Note that \(\sigma(t)=t\), \(\mu(t)=0\) for any \(t\in\mathbb{R}\), and

$$e_{p}(t,t_{0})=\exp\biggl( \int_{t_{0}}^{t}p(\tau)\,\mathrm{d}\tau\biggr) $$

for \(t>t_{0}\). Let \(u(t)\) be a solution of Eq. (4.15), we have

$$\begin{aligned} \bigl\vert u(t) \bigr\vert \leq& a(t)+b(t) \int_{\alpha (t_{0})}^{\alpha(t)}\biggl[f_{1}(s) \bigl\vert u(s) \bigr\vert +f_{2}(s) \int_{\alpha (t_{0})}^{s}g(\tau) \bigl\vert u(\tau) \bigr\vert \,\mathrm{d}\tau\biggr] \,\mathrm{d} s \\ &{}+\lambda \int_{\alpha(t_{0})}^{\alpha(T)}\biggl[f_{1}(s) \bigl\vert u(s) \bigr\vert +f_{2}(s) \int_{\alpha(t_{0})}^{s}g(\tau) \bigl\vert u(\tau) \bigr\vert \,\mathrm{d}\tau\biggr] \,\mathrm{d} s,\quad t\in I. \end{aligned}$$
(4.17)

Then a suitable application of Theorem 3.1 to (4.17) yields the desired result (4.16). □

5 Conclusions

In this paper we have established some new retarded Volterra-Fredholm type integral inequalities on time scales.

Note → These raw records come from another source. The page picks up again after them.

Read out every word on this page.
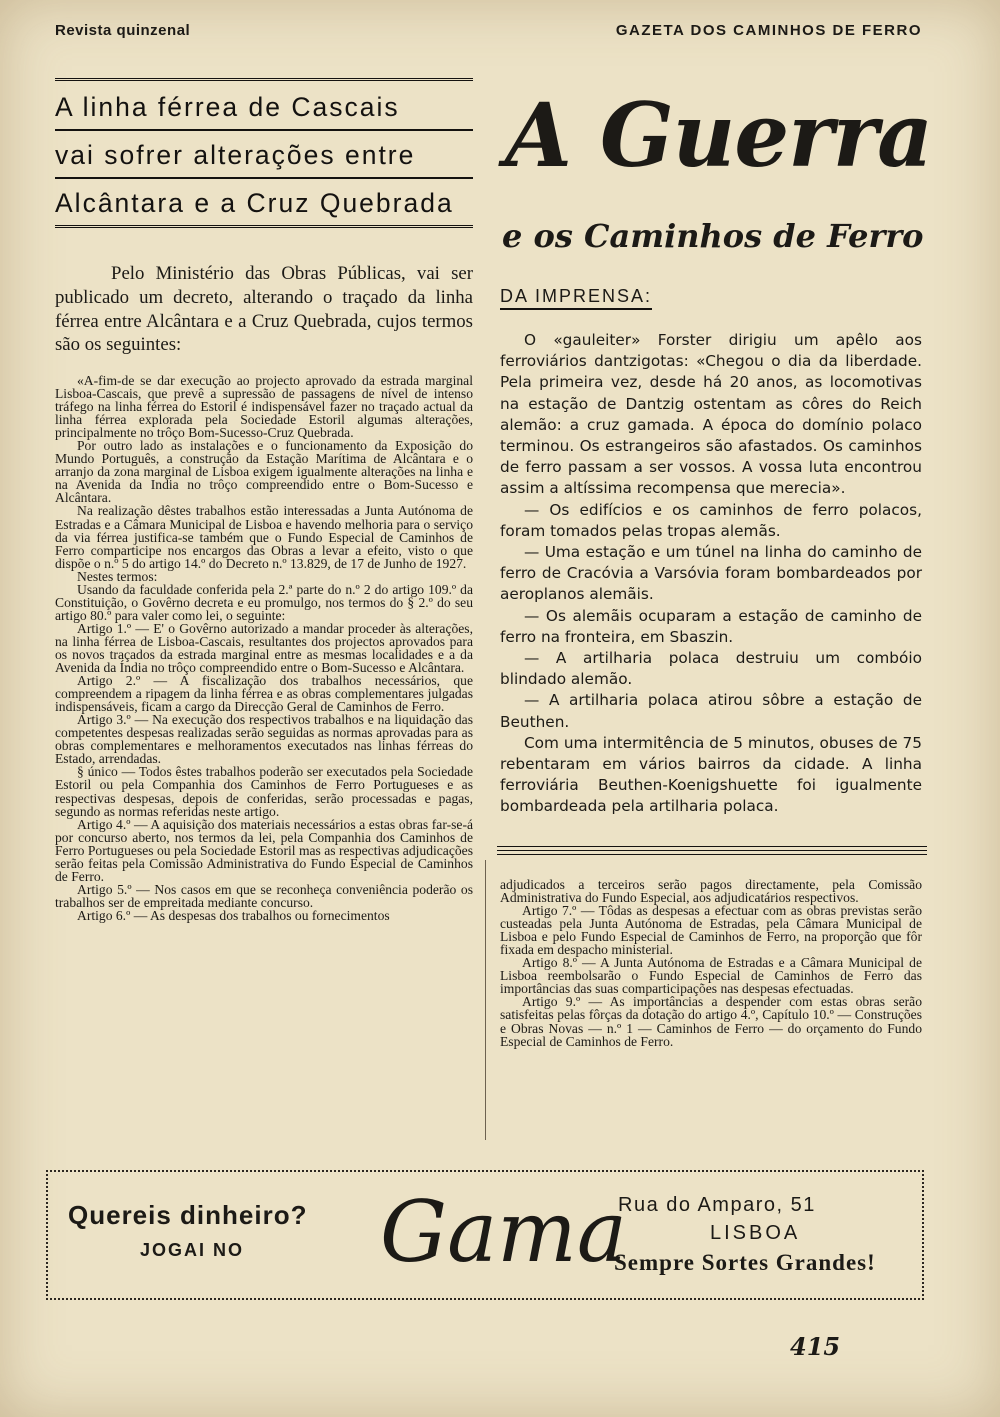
Revista quinzenal	GAZETA DOS CAMINHOS DE FERRO
A linha férrea de Cascais
vai sofrer alterações entre
Alcântara e a Cruz Quebrada
A Guerra
e os Caminhos de Ferro

Pelo Ministério das Obras Públicas, vai ser publicado um decreto, alterando o traçado da linha férrea entre Alcântara e a Cruz Quebrada, cujos termos são os seguintes:

«A-fim-de se dar execução ao projecto aprovado da estrada marginal Lisboa-Cascais, que prevê a supressão de passagens de nível de intenso tráfego na linha férrea do Estoril é indispensável fazer no traçado actual da linha férrea explorada pela Sociedade Estoril algumas alterações, principalmente no trôço Bom-Sucesso-Cruz Quebrada.

Por outro lado as instalações e o funcionamento da Exposição do Mundo Português, a construção da Estação Marítima de Alcântara e o arranjo da zona marginal de Lisboa exigem igualmente alterações na linha e na Avenida da India no trôço compreendido entre o Bom-Sucesso e Alcântara.

Na realização dêstes trabalhos estão interessadas a Junta Autónoma de Estradas e a Câmara Municipal de Lisboa e havendo melhoria para o serviço da via férrea justifica-se também que o Fundo Especial de Caminhos de Ferro comparticipe nos encargos das Obras a levar a efeito, visto o que dispõe o n.º 5 do artigo 14.º do Decreto n.º 13.829, de 17 de Junho de 1927.

Nestes termos:

Usando da faculdade conferida pela 2.ª parte do n.º 2 do artigo 109.º da Constituição, o Govêrno decreta e eu promulgo, nos termos do § 2.º do seu artigo 80.º para valer como lei, o seguinte:

Artigo 1.º — E' o Govêrno autorizado a mandar proceder às alterações, na linha férrea de Lisboa-Cascais, resultantes dos projectos aprovados para os novos traçados da estrada marginal entre as mesmas localidades e a da Avenida da Índia no trôço compreendido entre o Bom-Sucesso e Alcântara.

Artigo 2.º — A fiscalização dos trabalhos necessários, que compreendem a ripagem da linha férrea e as obras complementares julgadas indispensáveis, ficam a cargo da Direcção Geral de Caminhos de Ferro.

Artigo 3.º — Na execução dos respectivos trabalhos e na liquidação das competentes despesas realizadas serão seguidas as normas aprovadas para as obras complementares e melhoramentos executados nas linhas férreas do Estado, arrendadas.

§ único — Todos êstes trabalhos poderão ser executados pela Sociedade Estoril ou pela Companhia dos Caminhos de Ferro Portugueses e as respectivas despesas, depois de conferidas, serão processadas e pagas, segundo as normas referidas neste artigo.

Artigo 4.º — A aquisição dos materiais necessários a estas obras far-se-á por concurso aberto, nos termos da lei, pela Companhia dos Caminhos de Ferro Portugueses ou pela Sociedade Estoril mas as respectivas adjudicações serão feitas pela Comissão Administrativa do Fundo Especial de Caminhos de Ferro.

Artigo 5.º — Nos casos em que se reconheça conveniência poderão os trabalhos ser de empreitada mediante concurso.

Artigo 6.º — As despesas dos trabalhos ou fornecimentos

DA IMPRENSA:

O «gauleiter» Forster dirigiu um apêlo aos ferroviários dantzigotas: «Chegou o dia da liberdade. Pela primeira vez, desde há 20 anos, as locomotivas na estação de Dantzig ostentam as côres do Reich alemão: a cruz gamada. A época do domínio polaco terminou. Os estrangeiros são afastados. Os caminhos de ferro passam a ser vossos. A vossa luta encontrou assim a altíssima recompensa que merecia».

— Os edifícios e os caminhos de ferro polacos, foram tomados pelas tropas alemãs.

— Uma estação e um túnel na linha do caminho de ferro de Cracóvia a Varsóvia foram bombardeados por aeroplanos alemãis.

— Os alemãis ocuparam a estação de caminho de ferro na fronteira, em Sbaszin.

— A artilharia polaca destruiu um combóio blindado alemão.

— A artilharia polaca atirou sôbre a estação de Beuthen.

Com uma intermitência de 5 minutos, obuses de 75 rebentaram em vários bairros da cidade. A linha ferroviária Beuthen-Koenigshuette foi igualmente bombardeada pela artilharia polaca.

adjudicados a terceiros serão pagos directamente, pela Comissão Administrativa do Fundo Especial, aos adjudicatários respectivos.

Artigo 7.º — Tôdas as despesas a efectuar com as obras previstas serão custeadas pela Junta Autónoma de Estradas, pela Câmara Municipal de Lisboa e pelo Fundo Especial de Caminhos de Ferro, na proporção que fôr fixada em despacho ministerial.

Artigo 8.º — A Junta Autónoma de Estradas e a Câmara Municipal de Lisboa reembolsarão o Fundo Especial de Caminhos de Ferro das importâncias das suas comparticipações nas despesas efectuadas.

Artigo 9.º — As importâncias a despender com estas obras serão satisfeitas pelas fôrças da dotação do artigo 4.º, Capítulo 10.º — Construções e Obras Novas — n.º 1 — Caminhos de Ferro — do orçamento do Fundo Especial de Caminhos de Ferro.

Quereis dinheiro?
JOGAI NO Gama
Rua do Amparo, 51
LISBOA
Sempre Sortes Grandes!
415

Unlike some existing results in the literature (e.g., [16, 20]), the integral inequalities considered in this paper involve the retarded term, which results in difficulties in the estimation on the explicit bounds of unknown functions \(u(t)\). These inequalities generalize and extend some known inequalities and can be used as tools in the qualitative theory of certain classes of retarded dynamic equations on time scales.